In a South African context, that gap often shows up in familiar moments: a customer receives a retention offer while a claims dispute is still unresolved; a broker gets one view of product eligibility while the call centre uses another; a legitimate claim triggers an overcautious fraud rule because the model cannot see context from service history; or a premium increase is technically justified, but poorly explained, and the customer churns.

SAS agile insurance

When teams use different data definitions, errors and rework increase, leading to additional compliance checks and slowing core operations. Of course, technology alone will not fix this. AI can help, but if we do not redesign workflows and clarify who owns what, we just create silos faster and may continue working in silos.

What ‘agile insurance’ actually means for CIOs

Agility in insurance is often framed as speed. In reality, it is the ability to change direction without breaking governance, customer trust or operational stability.

That requires a shift from “analytics as projects” to “analytics as infrastructure”. The goal is not more dashboards. It is decision consistency, where marketing, underwriting, pricing, fraud and claims management can act on the same underlying truth, apply the same governance standards, and understand trade-offs between growth, risk and service.

This is where cloud and modern data architecture matter; they enable scaling analytics, reusing models and applying controls consistently, rather than rebuilding decision logic function by function.

AI raises the stakes on governance

Locally, SAS argues that insurers are entering a period in which AI is no longer optional experimentation. It is becoming embedded in operational decision flows, raising the bar for transparency, model management and responsible use.

This is the part CIOs cannot delegate. As AI becomes more present in pricing, triage, fraud detection and service automation, the organisation needs to be able to answer basic questions quickly and defensibly: what data was used? Which model made the recommendation? What constraints were applied? How is drift monitored? Who owns the outcome?

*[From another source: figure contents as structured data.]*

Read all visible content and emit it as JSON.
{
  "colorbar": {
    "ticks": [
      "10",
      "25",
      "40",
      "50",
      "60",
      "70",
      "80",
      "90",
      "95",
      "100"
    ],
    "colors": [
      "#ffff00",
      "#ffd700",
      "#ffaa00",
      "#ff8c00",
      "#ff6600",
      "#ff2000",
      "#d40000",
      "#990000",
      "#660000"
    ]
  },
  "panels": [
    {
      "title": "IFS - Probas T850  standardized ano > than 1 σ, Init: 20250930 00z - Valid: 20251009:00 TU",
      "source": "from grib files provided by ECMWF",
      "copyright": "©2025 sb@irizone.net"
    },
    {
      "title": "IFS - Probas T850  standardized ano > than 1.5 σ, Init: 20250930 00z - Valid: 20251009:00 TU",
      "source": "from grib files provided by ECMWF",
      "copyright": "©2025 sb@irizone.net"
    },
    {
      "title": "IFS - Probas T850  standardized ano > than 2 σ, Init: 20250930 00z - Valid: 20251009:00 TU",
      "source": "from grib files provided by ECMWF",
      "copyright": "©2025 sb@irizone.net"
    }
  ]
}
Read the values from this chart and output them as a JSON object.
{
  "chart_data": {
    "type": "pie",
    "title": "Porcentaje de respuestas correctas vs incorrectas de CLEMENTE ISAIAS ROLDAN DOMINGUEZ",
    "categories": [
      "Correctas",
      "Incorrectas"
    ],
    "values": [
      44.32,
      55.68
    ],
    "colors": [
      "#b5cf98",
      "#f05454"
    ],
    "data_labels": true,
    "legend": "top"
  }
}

If the business cannot trace decisions, it cannot scale them. Worse, it cannot correct them quickly when conditions change.

From disjointed teams to an intelligent enterprise

Even though technology can help, fragmented technology investment is a poor substitute for a cohesive strategy. For South African insurers, the practical path forward is not transformation but disciplined integration.

This can take the form of unifying data definitions that drive customer and policy truth and standardising how models are deployed and monitored across functions. Furthermore, insurance should build governance that operates at operational speed and prioritise decision journeys where cross-functional conflict is most costly, such as onboarding, claims handling, fraud escalation and retention.

SAS agile insurance

Done properly, breaking silos becomes profitable. It reduces duplicate work, limits conflicting customer interactions, improves model performance by providing better context, and gives executives a clearer line of sight into risk and return.

The research signals that insurers already understand the pressure. The organisations that will gain the most momentum will be the ones that treat data and analytics as the connective tissue of the operating model, not a set of disconnected initiatives.